Was it ever too late for him to turn back? Even the path to hell allows a U-turn – by simply no longer killing in his case, and repenting. Even the Buddhist concept of the dimension of hell is time-limited in experience, because there is only so much evil one can do — that deserves hell, unless one continually does more evil. Run away if he must, but kill no more — not anyone he is paid to take out, and not anyone who wants to take him out — for the repercussions of karmic retribution are all too unpredictable while definitely upcoming. Even when he calls it quits, his employer sends another killer to silence him. Well, just as you can’t trust a killer, how can you trust his hirer?

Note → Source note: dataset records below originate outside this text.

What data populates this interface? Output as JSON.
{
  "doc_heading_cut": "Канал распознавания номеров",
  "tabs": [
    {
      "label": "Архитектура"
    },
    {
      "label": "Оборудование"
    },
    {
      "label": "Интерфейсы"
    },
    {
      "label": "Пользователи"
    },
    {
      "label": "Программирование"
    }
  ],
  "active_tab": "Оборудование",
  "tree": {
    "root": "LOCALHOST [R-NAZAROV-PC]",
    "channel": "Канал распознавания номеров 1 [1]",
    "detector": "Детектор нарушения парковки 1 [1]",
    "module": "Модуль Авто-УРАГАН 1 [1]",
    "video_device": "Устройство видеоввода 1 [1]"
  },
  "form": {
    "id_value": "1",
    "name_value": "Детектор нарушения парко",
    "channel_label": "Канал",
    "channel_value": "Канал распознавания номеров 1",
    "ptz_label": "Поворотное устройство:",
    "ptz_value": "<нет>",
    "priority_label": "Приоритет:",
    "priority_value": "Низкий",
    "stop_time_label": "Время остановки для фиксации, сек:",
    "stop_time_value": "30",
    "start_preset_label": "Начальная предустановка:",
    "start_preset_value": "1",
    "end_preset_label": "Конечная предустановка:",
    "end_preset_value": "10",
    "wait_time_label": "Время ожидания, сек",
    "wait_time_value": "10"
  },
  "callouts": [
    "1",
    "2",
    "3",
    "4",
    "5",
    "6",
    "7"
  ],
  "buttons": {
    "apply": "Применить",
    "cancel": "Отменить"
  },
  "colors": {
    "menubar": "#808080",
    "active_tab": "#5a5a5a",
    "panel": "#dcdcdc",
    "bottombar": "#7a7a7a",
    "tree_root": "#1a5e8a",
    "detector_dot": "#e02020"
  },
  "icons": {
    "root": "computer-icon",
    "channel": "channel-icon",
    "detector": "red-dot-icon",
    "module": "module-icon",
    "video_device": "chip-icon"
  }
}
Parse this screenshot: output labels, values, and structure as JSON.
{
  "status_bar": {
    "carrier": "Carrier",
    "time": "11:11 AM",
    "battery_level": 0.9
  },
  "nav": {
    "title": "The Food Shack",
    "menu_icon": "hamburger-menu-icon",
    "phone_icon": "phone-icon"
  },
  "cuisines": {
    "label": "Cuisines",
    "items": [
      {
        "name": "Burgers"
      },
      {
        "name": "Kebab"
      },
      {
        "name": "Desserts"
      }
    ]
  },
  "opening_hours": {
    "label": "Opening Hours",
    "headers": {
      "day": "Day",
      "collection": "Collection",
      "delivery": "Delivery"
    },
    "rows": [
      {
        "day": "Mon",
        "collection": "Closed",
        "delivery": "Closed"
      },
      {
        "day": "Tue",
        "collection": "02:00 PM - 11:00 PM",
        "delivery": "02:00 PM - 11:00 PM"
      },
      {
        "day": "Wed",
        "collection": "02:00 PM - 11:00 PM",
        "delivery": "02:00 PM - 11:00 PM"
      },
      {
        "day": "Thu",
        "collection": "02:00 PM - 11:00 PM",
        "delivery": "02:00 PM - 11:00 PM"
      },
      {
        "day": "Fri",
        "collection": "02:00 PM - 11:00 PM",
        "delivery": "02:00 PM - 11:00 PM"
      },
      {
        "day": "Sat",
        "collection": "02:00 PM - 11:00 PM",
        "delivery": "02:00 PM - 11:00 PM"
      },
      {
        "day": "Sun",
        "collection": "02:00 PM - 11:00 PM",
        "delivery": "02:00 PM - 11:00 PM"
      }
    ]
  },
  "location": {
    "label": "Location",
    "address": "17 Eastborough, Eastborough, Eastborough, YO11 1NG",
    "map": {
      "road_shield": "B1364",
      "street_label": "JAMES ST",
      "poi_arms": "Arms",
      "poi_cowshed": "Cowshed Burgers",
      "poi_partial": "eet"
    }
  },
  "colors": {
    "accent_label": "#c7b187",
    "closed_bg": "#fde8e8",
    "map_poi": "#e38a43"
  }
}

Here’s the story with spoilers in brief… A(merican) kills B sent to silence him in Sweden for killing someone. A kills Lover 1 too, because she might have given him away. A flees to Italy to hide, while he takes up another job from his hirer, to design a gun for D, while he falls in love with Lover 2. Turns out that D was to kill A, as instructed by their same hirer, by A’s gun, which he designed to backfire. The hirer then tries to kill A personally, but they kill each other. In the last scene, A drives to Lover 2, whom he almost killed earlier due to suspicion. Looks like a case of four killers’ karma ironing itself out!